NEC Corporation has reduced the size of the millimeter-wave radio units for fifth-generation (5G) mobile communications, and has developed low power consumption circuit technologies that improve installation flexibility.
5G is expected to enable large capacity communications that measure up to several tens of gigabits per second (Gbps) by taking advantage of wideband millimeter-wave technology. However, an increase in the power consumption of wireless circuits results in larger equipment due to the expanded size of the heat dissipation mechanisms. This poses a challenge as there is limited space for the installation of radio units.
Newly developed low-power circuit technologies reduce the overall power consumption of the millimeter-wave radio unit, leading to a smaller heat dissipation mechanism in the wireless circuit. This allows the body of the millimeter-wave radio unit to be as small as that of LTE radio units. As a result, it enables the millimeter-wave radio unit to be installed in places that are usually considered difficult, such as streetlights and telegraph poles, in addition to conventional building rooftops.
Major features of the technologies are shown below:
1. Reduces power consumption of millimeter-wave wideband amplifier to one fifth NEC developed wide-band digital pre-distortion technology where a power amplifier’s distortion outside an observation band is estimated and suppressed by using only in-band signals. This enables power amplifiers to operate with both high efficiency and low distortion, which conventional amplifiers cannot achieve.

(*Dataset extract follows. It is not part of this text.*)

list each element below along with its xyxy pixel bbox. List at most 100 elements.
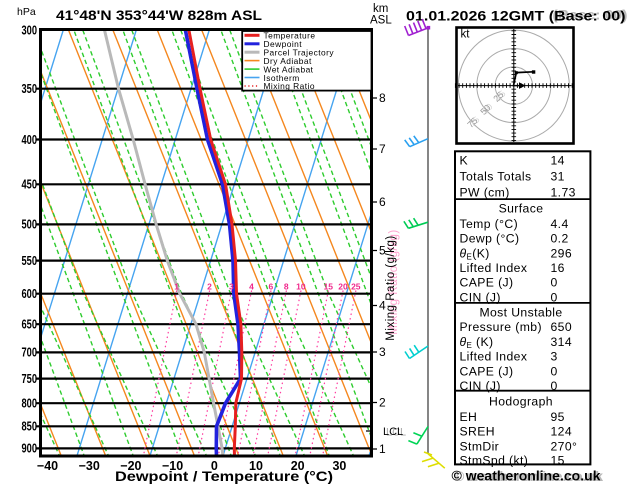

Consequently, this permits signal quality to be secured with low power consumption, while reducing power consumption of the amplifier to approximately one fifth when compared to conventional devices.
2. Reduces power consumption of analog wireless circuits to half
NEC applied a 1-bit digital transmitter, which eliminates the need for digital-to-analog converters, to a millimeter-wave wideband communication system, and successfully reduced the overall power consumption of analog wireless circuits to approximately half, compared to that of commercial products with digital-to-analog converters.
“NEC aims to see these technologies deployed with wireless base stations that contribute to the construction of 5G mobile networks throughout the world,” said Yuichi Nakamura, General Manager, NEC System Platform Research Laboratories.
NEC will present these technologies at Mobile World Congress (MWC) 2018 in Barcelona, Spain, from Monday, February 26, 2018 to Thursday, March 1, 2018.